DB_BLOCK_CHECKING

Property Description
Parameter type String
Default value OFF
Modifiable ALTER SESSION, ALTER SYSTEM
Range of values OFF | LOW | MEDIUM | FULL
Basic No

DB_BLOCK_CHECKING controls whether or not Oracle performs block checking for database blocks. The checking that is performed depends on the value you supply, as follows:

  • OFF - no block checking is performed for blocks in the user tablespaces. However, semantic block checking for SYSTEM tablespace blocks is always turned on.

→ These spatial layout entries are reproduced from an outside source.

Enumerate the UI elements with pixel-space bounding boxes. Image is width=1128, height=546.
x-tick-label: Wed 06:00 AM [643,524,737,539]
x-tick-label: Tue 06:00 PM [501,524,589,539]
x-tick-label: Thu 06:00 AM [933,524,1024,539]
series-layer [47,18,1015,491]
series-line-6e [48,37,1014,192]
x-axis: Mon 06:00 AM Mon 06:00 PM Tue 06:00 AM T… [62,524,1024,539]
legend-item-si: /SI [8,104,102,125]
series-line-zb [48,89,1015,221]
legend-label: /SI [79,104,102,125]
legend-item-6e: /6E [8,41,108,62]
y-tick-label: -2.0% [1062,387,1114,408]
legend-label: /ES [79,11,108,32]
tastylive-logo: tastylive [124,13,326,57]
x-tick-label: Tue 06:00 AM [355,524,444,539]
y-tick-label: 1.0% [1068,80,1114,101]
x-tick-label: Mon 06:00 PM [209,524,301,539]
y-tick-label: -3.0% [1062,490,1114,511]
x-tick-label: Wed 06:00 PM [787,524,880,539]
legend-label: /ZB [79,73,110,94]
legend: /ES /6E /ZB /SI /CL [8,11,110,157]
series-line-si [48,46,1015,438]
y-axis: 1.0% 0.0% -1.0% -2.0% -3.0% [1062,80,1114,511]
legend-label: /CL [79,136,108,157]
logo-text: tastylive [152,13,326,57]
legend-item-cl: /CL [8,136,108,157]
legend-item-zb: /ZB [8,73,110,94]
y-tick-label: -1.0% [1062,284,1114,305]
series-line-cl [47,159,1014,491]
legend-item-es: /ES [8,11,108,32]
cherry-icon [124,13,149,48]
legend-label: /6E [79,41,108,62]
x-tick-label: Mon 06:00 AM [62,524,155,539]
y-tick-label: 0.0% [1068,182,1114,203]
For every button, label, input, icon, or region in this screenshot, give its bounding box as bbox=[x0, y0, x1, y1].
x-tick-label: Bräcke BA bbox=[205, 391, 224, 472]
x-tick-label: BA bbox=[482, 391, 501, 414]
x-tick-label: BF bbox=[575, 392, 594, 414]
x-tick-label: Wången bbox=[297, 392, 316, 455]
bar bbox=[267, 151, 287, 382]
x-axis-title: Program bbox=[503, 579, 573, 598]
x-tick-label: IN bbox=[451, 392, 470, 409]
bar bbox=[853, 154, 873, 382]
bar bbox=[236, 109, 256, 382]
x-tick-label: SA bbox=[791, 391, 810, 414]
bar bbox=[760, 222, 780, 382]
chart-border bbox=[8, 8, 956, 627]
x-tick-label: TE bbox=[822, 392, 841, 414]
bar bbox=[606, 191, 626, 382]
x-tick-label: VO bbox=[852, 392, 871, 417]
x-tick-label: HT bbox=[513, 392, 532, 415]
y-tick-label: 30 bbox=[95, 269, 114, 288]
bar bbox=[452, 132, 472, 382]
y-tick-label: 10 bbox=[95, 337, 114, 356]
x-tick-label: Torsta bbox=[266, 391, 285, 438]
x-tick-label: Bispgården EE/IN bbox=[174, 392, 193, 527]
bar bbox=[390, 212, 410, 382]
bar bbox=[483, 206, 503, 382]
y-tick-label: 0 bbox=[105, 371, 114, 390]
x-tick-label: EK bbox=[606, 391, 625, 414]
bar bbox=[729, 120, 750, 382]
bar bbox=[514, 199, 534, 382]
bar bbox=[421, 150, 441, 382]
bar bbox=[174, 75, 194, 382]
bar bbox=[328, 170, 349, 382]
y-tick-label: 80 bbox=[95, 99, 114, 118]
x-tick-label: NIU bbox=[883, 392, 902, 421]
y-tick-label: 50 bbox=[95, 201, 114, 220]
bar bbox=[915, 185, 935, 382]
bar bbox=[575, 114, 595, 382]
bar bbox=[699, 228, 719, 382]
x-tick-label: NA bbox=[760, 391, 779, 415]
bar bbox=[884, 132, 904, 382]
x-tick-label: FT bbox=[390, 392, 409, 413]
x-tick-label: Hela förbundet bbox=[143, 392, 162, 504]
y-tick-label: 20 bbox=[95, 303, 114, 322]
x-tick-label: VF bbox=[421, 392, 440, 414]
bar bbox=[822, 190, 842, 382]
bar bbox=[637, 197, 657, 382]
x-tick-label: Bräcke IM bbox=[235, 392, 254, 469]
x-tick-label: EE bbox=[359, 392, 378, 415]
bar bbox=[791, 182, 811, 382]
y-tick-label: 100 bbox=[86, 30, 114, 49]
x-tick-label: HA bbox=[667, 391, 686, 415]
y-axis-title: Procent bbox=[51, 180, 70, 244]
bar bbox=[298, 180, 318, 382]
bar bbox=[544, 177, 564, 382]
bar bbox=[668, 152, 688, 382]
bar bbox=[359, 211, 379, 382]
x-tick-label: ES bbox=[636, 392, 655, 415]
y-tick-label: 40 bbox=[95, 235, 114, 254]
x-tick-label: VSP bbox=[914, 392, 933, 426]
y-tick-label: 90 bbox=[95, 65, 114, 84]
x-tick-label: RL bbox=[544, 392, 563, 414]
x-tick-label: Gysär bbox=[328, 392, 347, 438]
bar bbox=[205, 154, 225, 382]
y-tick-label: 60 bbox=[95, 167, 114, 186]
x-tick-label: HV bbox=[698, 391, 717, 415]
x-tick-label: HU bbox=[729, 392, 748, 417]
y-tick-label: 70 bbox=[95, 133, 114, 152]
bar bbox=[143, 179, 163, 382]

  • LOW - basic block header checks are performed after block contents change in memory (for example, after UPDATE or INSERT statements, on-disk reads, or inter-instance block transfers in RAC)

  • MEDIUM - all LOW checks are performed, as well as semantic block checking for all non-index-organized table blocks

  • FULL - all LOW and MEDIUM checks are performed, as well as semantic checks for index blocks (that is, blocks of subordinate objects that can actually be dropped and reconstructed when faced with corruption)

Oracle checks a block by going through the data in the block, making sure it is logically self-consistent. Block checking can often prevent memory and data corruption. Block checking typically causes 1% to 10% overhead, depending on workload and the parameter value. The more updates or inserts in a workload, the more expensive it is to turn on block checking. You should set DB_BLOCK_CHECKING to FULL if the performance overhead is acceptable. For backward compatibility the use of FALSE (implying OFF) and TRUE (implying FULL) is preserved.